Saturday, March 21, 2009

Cora Diamond, a "Fellow Creature" of Animal Ethics

By Jane Legge

Dogs and cats and goats and cows,
Ducks and chickens, sheeps and sows
Woven into tales for tots,
Pictured on their walls and pots.
Time for dinner! Come and eat
All your lovely juicy meat.
One day ham from Percy Porker
(In the comics he's a corker):
Then the breast from Mrs. Cluck
Or the wing from Donald Duck.
Liver next from Clara Cow
(No, it doesn't hurt her now).
Yes, that leg's from Peter Rabbit
Chew it well; make that a habit.
Eat the creatures killed for sale,
But never pull the kitty's tail.
Eat the flesh from "filthy hogs"
But never be unkind to dogs.
Grow into double-think-
Kiss the hamster; skin the mink.
Never think of slaughter, dear,
That's why animals are here.
They only come on earth to die,
So eat your meat, and don't ask why.

I first found this poem in a chapter Cora Diamond wrote over thirty years ago on animal ethics called "Eating Meat and Eating People." Diamond has a unique approach to the moral consideration of "animals" that is not your typical analytic run of logic as used by Peter Singer and Tom Regan. She argues that animals are morally considerable based upon our intuitive perception of them as "fellow creatures" who share a like existence as "human beings" who are intrinsically valuable as they are "human beings," not because of any single characteristic (i.e. sentience, rationality).Recently, a book was published as a response to her work on Philosophy & Animal Life as well as Nobel-prize winner J. M. Coetzee's works such as The Lives of Animals--a short, highly-recommended classic on animal ethics involving the fictional character Elizabeth Costello--and Disgrace.

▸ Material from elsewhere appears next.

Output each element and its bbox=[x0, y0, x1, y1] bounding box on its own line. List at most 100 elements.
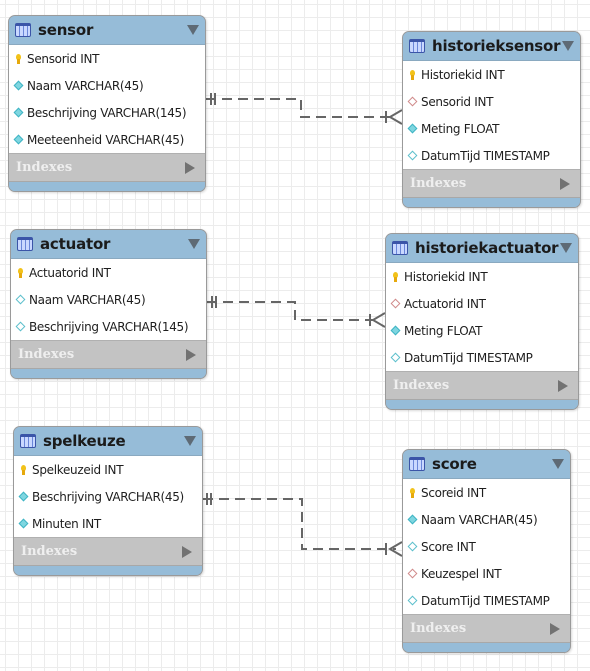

It is quite surprising that she is not as well known among animal activists and academics since she is a very famous figure in her field of the Philosophy of Language and Wittgenstein. After all, this paper was written directly after Peter Singer's Animal Liberation (1975) and she has continued writing about animal ethics for the last thirty years. My suspicion is that the greater invisibility of her work is because of male privilege and the general privilege placed upon rational thought/Analytic philosophy in American universities. Though, I personally confess, that I find Singer's moral philosophy--which I no longer completely agree with--more convincing. But I think Diamond's arguments rightfully criticize Singer and other Analytics on their marginalization of disabled persons and their devotion to the morality of sameness (i.e. one has moral value based upon their proximity/similarity to each other, rather than having value as someone with different needs and a different consciousness).

1 comment:

  1. Thanks for this post. I assigned Diamond's essay in one of my classes recently and regretted it. It's not male privilege at work in my own case. I'm actually quite sympathetic to the sort of critique she seems to gesture toward, but I consider her writing style to be shamefully obscure. If you happen to know of other essays where she presents her ideas and arguments more straightforwardly, or where others present similar ideas, I'd love to know about them!